Urgent Care Centers Raise Medicare Costs
Urgent care centers (UCCs) have proliferated in recent years: the share of zip codes served by a UCC rose from 28 percent in 2006 to 91 percent in 2019. The implications of this market expansion for overall health care costs are not obvious. If UCCs divert patients from costly emergency departments (EDs), then UCC access could reduce costs. But, if UCCs initiate demand for additional services, they could raise costs. Researchers Janet Currie, Anastasia Karpova, and Dan Zeltzer address the question of how the entry of UCCs into a market affects health care costs for Medicare beneficiaries in Do Urgent Care Centers Reduce Medicare Spending? (NBER Working Paper 29047).
Using a 20 percent random sample of elderly, fee-for-service Medicare enrollees between 2006 and 2016, the researchers compare the changes in health care spending in communities where UCCs entered to changes in communities where UCCs had not yet entered. Not surprisingly, this comparison indicates that UCC utilization trends upward after a UCC enters the market. UCC spending rises from about $0 per beneficiary before entry to $6 per beneficiary six years later.
The analysis shows that UCC entry does not affect the prevalence of the types of ED visits that could plausibly be displaced by UCC visits: those that do not result in a hospitalization. Likewise, UCC visits do not appear to substitute for physician office visits or outpatient care, as UCC entry has no impact on use of these services.
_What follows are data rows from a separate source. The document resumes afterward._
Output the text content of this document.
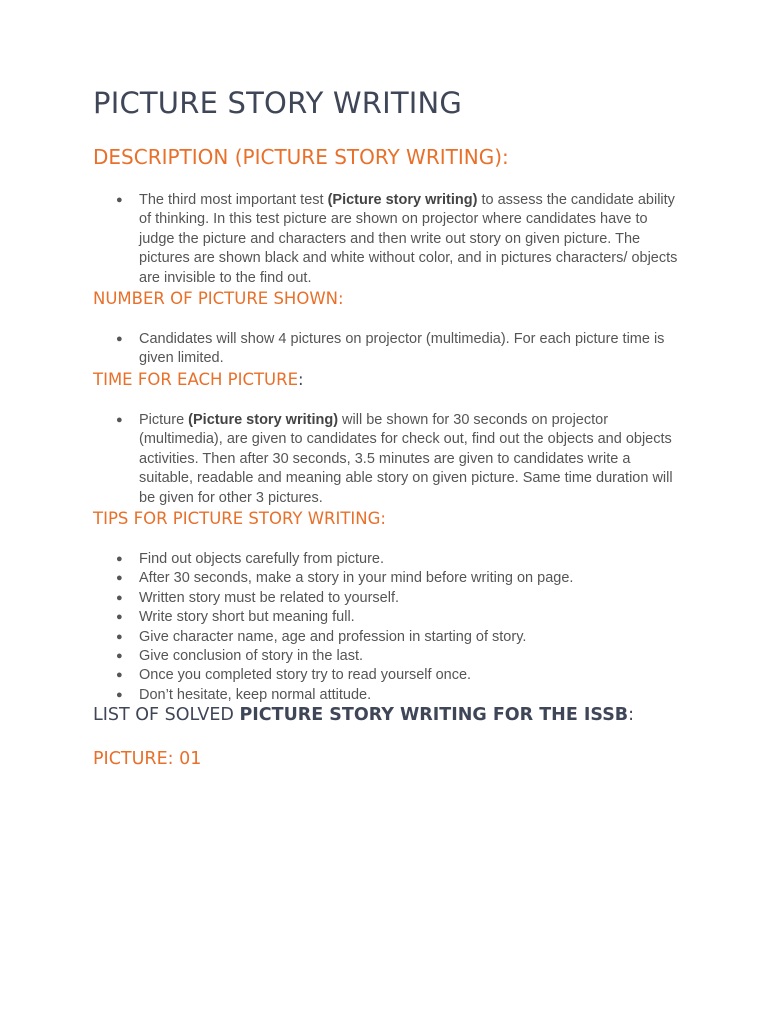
PICTURE STORY WRITING
DESCRIPTION (PICTURE STORY WRITING):
● The third most important test (Picture story writing) to assess the candidate ability of thinking. In this test picture are shown on projector where candidates have to judge the picture and characters and then write out story on given picture. The pictures are shown black and white without color, and in pictures characters/ objects are invisible to the find out.
NUMBER OF PICTURE SHOWN:
● Candidates will show 4 pictures on projector (multimedia). For each picture time is given limited.
TIME FOR EACH PICTURE:
● Picture (Picture story writing) will be shown for 30 seconds on projector (multimedia), are given to candidates for check out, find out the objects and objects activities. Then after 30 seconds, 3.5 minutes are given to candidates write a suitable, readable and meaning able story on given picture. Same time duration will be given for other 3 pictures.
TIPS FOR PICTURE STORY WRITING:
● Find out objects carefully from picture.
● After 30 seconds, make a story in your mind before writing on page.
● Written story must be related to yourself.
● Write story short but meaning full.
● Give character name, age and profession in starting of story.
● Give conclusion of story in the last.
● Once you completed story try to read yourself once.
● Don’t hesitate, keep normal attitude.
LIST OF SOLVED PICTURE STORY WRITING FOR THE ISSB:
PICTURE: 01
Instead, the researchers find that UCC entry increases Medicare costs by much more than the average per-beneficiary UCC costs. The first panel of the figure shows that total Medicare spending per enrollee begins trending upward when a UCC enters a community. By the sixth year after entry, the increase in annual Medicare spending is $269 per beneficiary (a 2 percent increase relative to the average spending level in 2006). Mortality rates, meanwhile, remain unchanged when UCCs enter a market, raising the question of what the additional Medicare spending buys.
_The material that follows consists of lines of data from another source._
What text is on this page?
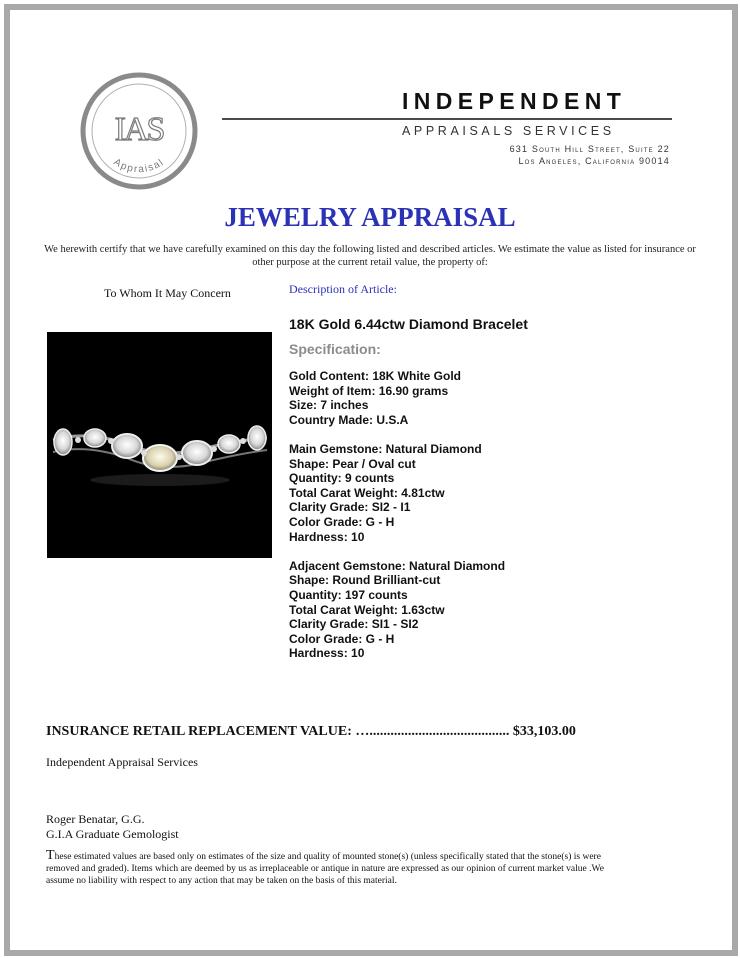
IAS
Appraisal
INDEPENDENT
APPRAISALS SERVICES
631 South Hill Street, Suite 22
Los Angeles, California 90014
JEWELRY APPRAISAL
We herewith certify that we have carefully examined on this day the following listed and described articles. We estimate the value as listed for insurance or other purpose at the current retail value, the property of:
To Whom It May Concern	Description of Article:
18K Gold 6.44ctw Diamond Bracelet
Specification:
Gold Content: 18K White Gold
Weight of Item: 16.90 grams
Size: 7 inches
Country Made: U.S.A
Main Gemstone: Natural Diamond
Shape: Pear / Oval cut
Quantity: 9 counts
Total Carat Weight: 4.81ctw
Clarity Grade: SI2 - I1
Color Grade: G - H
Hardness: 10
Adjacent Gemstone: Natural Diamond
Shape: Round Brilliant-cut
Quantity: 197 counts
Total Carat Weight: 1.63ctw
Clarity Grade: SI1 - SI2
Color Grade: G - H
Hardness: 10
INSURANCE RETAIL REPLACEMENT VALUE: …........................................ $33,103.00
Independent Appraisal Services
Roger Benatar, G.G.
G.I.A Graduate Gemologist
These estimated values are based only on estimates of the size and quality of mounted stone(s) (unless specifically stated that the stone(s) is were removed and graded). Items which are deemed by us as irreplaceable or antique in nature are expressed as our opinion of current market value .We assume no liability with respect to any action that may be taken on the basis of this material.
As the second panel of the figure shows, the incremental spending is concentrated in inpatient and prescription drug spending. By the sixth year after entry, these costs have risen by $153 per beneficiary (4 percent) and $108 per beneficiary (10 percent), respectively. The change in inpatient costs is attributable to an increase in hospital stays, especially elective admissions, while the increase in prescription drug spending is due to a shift in the composition of prescribed medications towards higher-priced drugs.
Overall, the findings do not support the hypothesis that UCCs displace costly ED visits. Instead, they are consistent with concerns that UCCs may induce additional demand for hospital care.
The researchers acknowledge support from the National Institute on Aging grant numbers P01AG005842 and P30AG012810 and from the Israel Science Foundation grant number 1461/20.